Metadata might seem harmless compared to a heart rate reading or a video recording, but it carries real privacy weight. A log of timestamps and IP addresses from a smart lock tells anyone with access exactly when you come and go. Location headers from a fitness tracker reveal not just where you ran, but the route, the time, and how long you stayed at each point. Even aggregated, anonymized metadata can sometimes be reverse-engineered to identify specific individuals based on unique patterns of behavior.
How Raw Signals Become Data
At the hardware level, IoT sensors work by detecting a physical change and converting it into an electrical signal. A temperature sensor produces a voltage that varies with heat. A motion sensor outputs a simple on/off signal when it detects infrared radiation from a warm body. A vibration sensor generates a waveform that mirrors the mechanical oscillation of a machine part.

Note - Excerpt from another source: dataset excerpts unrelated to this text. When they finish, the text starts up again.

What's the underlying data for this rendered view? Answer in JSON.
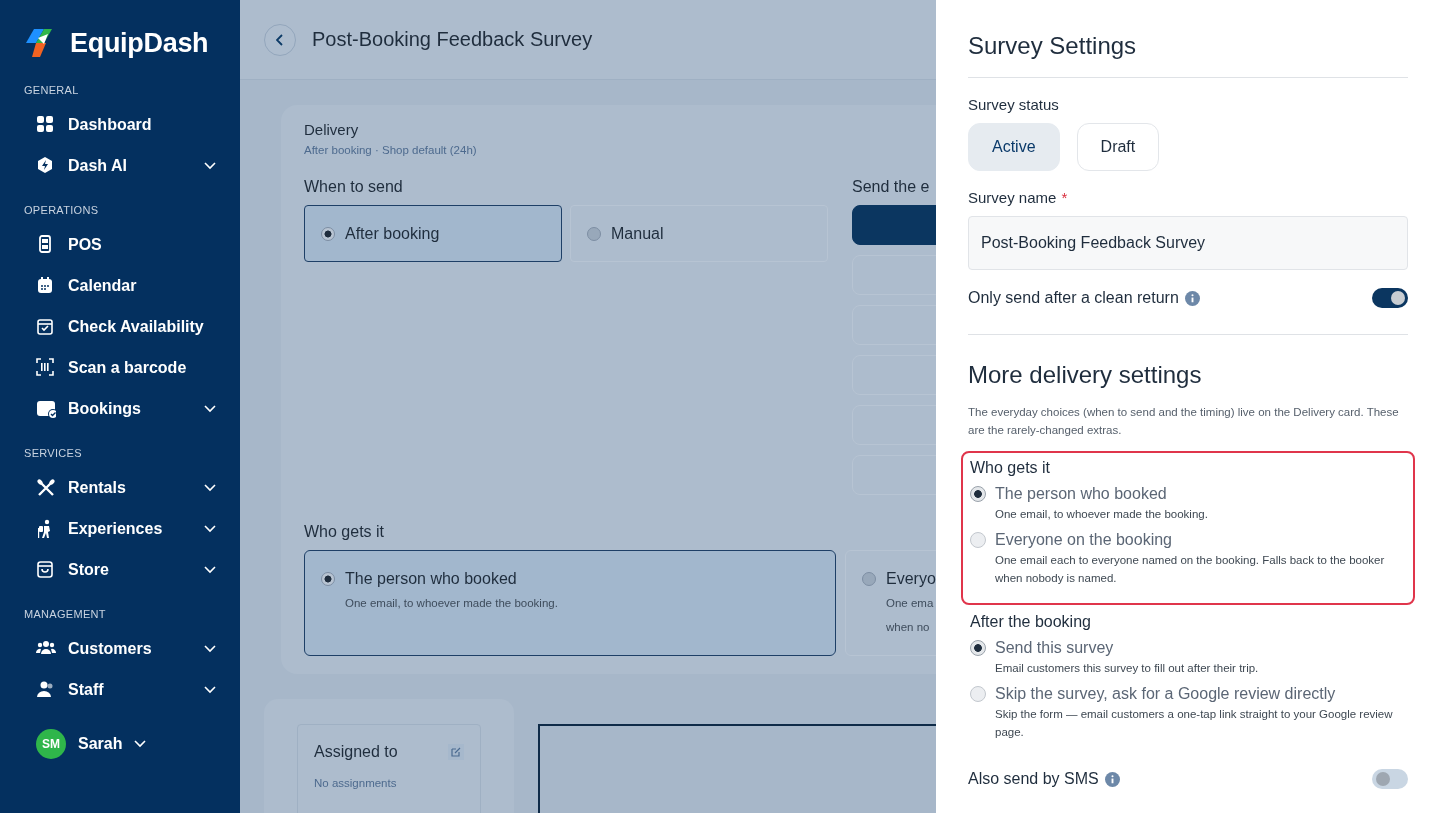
{
  "sidebar": {
    "logo": "EquipDash",
    "sections": [
      {
        "title": "GENERAL",
        "items": [
          {
            "label": "Dashboard",
            "expandable": false
          },
          {
            "label": "Dash AI",
            "expandable": true
          }
        ]
      },
      {
        "title": "OPERATIONS",
        "items": [
          {
            "label": "POS",
            "expandable": false
          },
          {
            "label": "Calendar",
            "expandable": false
          },
          {
            "label": "Check Availability",
            "expandable": false
          },
          {
            "label": "Scan a barcode",
            "expandable": false
          },
          {
            "label": "Bookings",
            "expandable": true
          }
        ]
      },
      {
        "title": "SERVICES",
        "items": [
          {
            "label": "Rentals",
            "expandable": true
          },
          {
            "label": "Experiences",
            "expandable": true
          },
          {
            "label": "Store",
            "expandable": true
          }
        ]
      },
      {
        "title": "MANAGEMENT",
        "items": [
          {
            "label": "Customers",
            "expandable": true
          },
          {
            "label": "Staff",
            "expandable": true
          }
        ]
      }
    ],
    "user": {
      "initials": "SM",
      "name": "Sarah"
    }
  },
  "header": {
    "title": "Post-Booking Feedback Survey"
  },
  "delivery": {
    "title": "Delivery",
    "summary": "After booking · Shop default (24h)",
    "when_to_send": {
      "label": "When to send",
      "options": [
        {
          "label": "After booking",
          "selected": true
        },
        {
          "label": "Manual",
          "selected": false
        }
      ]
    },
    "send_column": {
      "label": "Send the e",
      "options": [
        {
          "selected": true
        },
        {
          "selected": false
        },
        {
          "selected": false
        },
        {
          "selected": false
        },
        {
          "selected": false
        },
        {
          "selected": false
        }
      ]
    },
    "who_gets_it": {
      "label": "Who gets it",
      "options": [
        {
          "label": "The person who booked",
          "description_lines": [
            "One email, to whoever made the booking."
          ],
          "selected": true
        },
        {
          "label": "Everyo",
          "description_lines": [
            "One ema",
            "when no"
          ],
          "selected": false
        }
      ]
    }
  },
  "assignments": {
    "title": "Assigned to",
    "value": "No assignments"
  },
  "settings": {
    "title": "Survey Settings",
    "status": {
      "label": "Survey status",
      "options": [
        {
          "label": "Active",
          "selected": true
        },
        {
          "label": "Draft",
          "selected": false
        }
      ]
    },
    "name": {
      "label": "Survey name",
      "required_mark": "*",
      "value": "Post-Booking Feedback Survey"
    },
    "clean_return": {
      "label": "Only send after a clean return",
      "on": true
    },
    "more": {
      "title": "More delivery settings",
      "note": "The everyday choices (when to send and the timing) live on the Delivery card. These are the rarely-changed extras.",
      "groups": [
        {
          "label": "Who gets it",
          "highlighted": true,
          "options": [
            {
              "label": "The person who booked",
              "description": "One email, to whoever made the booking.",
              "selected": true
            },
            {
              "label": "Everyone on the booking",
              "description": "One email each to everyone named on the booking. Falls back to the booker when nobody is named.",
              "selected": false
            }
          ]
        },
        {
          "label": "After the booking",
          "highlighted": false,
          "options": [
            {
              "label": "Send this survey",
              "description": "Email customers this survey to fill out after their trip.",
              "selected": true
            },
            {
              "label": "Skip the survey, ask for a Google review directly",
              "description": "Skip the form — email customers a one-tap link straight to your Google review page.",
              "selected": false
            }
          ]
        }
      ]
    },
    "sms": {
      "label": "Also send by SMS",
      "on": false
    }
  }
}
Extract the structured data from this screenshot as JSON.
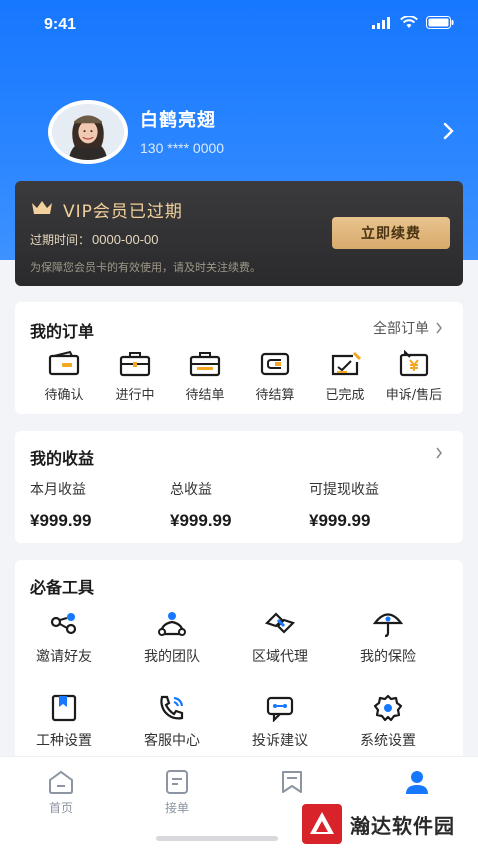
{
  "status_bar": {
    "time": "9:41"
  },
  "profile": {
    "name": "白鹤亮翅",
    "phone": "130 **** 0000"
  },
  "vip": {
    "title": "VIP会员已过期",
    "expire_label": "过期时间：",
    "expire_value": "0000-00-00",
    "note": "为保障您会员卡的有效使用，请及时关注续费。",
    "renew_label": "立即续费",
    "colors": {
      "gold": "#f2d19c",
      "button": "#e2b87c",
      "card": "#333335"
    }
  },
  "orders": {
    "title": "我的订单",
    "more_label": "全部订单",
    "items": [
      {
        "label": "待确认",
        "icon": "wallet-icon"
      },
      {
        "label": "进行中",
        "icon": "briefcase-icon"
      },
      {
        "label": "待结单",
        "icon": "briefcase-list-icon"
      },
      {
        "label": "待结算",
        "icon": "card-icon"
      },
      {
        "label": "已完成",
        "icon": "check-document-icon"
      },
      {
        "label": "申诉/售后",
        "icon": "yen-icon"
      }
    ]
  },
  "earnings": {
    "title": "我的收益",
    "items": [
      {
        "label": "本月收益",
        "value": "¥999.99"
      },
      {
        "label": "总收益",
        "value": "¥999.99"
      },
      {
        "label": "可提现收益",
        "value": "¥999.99"
      }
    ]
  },
  "tools": {
    "title": "必备工具",
    "items": [
      {
        "label": "邀请好友",
        "icon": "share-icon"
      },
      {
        "label": "我的团队",
        "icon": "team-icon"
      },
      {
        "label": "区域代理",
        "icon": "handshake-icon"
      },
      {
        "label": "我的保险",
        "icon": "umbrella-icon"
      },
      {
        "label": "工种设置",
        "icon": "bookmark-icon"
      },
      {
        "label": "客服中心",
        "icon": "phone-icon"
      },
      {
        "label": "投诉建议",
        "icon": "feedback-icon"
      },
      {
        "label": "系统设置",
        "icon": "gear-icon"
      }
    ]
  },
  "tabbar": {
    "items": [
      {
        "label": "首页",
        "icon": "home-icon"
      },
      {
        "label": "接单",
        "icon": "document-icon"
      },
      {
        "label": "",
        "icon": "bookmark-tab-icon"
      },
      {
        "label": "",
        "icon": "person-icon",
        "active": true
      }
    ],
    "active_color": "#1677ff"
  },
  "watermark": {
    "text": "瀚达软件园"
  },
  "colors": {
    "primary": "#1677ff",
    "accent": "#2f8bff"
  }
}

These analog signals get converted into digital values, typically represented as numbers, Boolean true/false states, or continuous data streams. The digital output is then packaged with a timestamp and device ID and transmitted to a gateway or cloud server. Some sensors do light processing at the edge, filtering noise or compressing data before sending it. Others stream raw readings for processing elsewhere. The format is almost always compact, because IoT networks are designed to handle millions of small transmissions rather than a few large ones.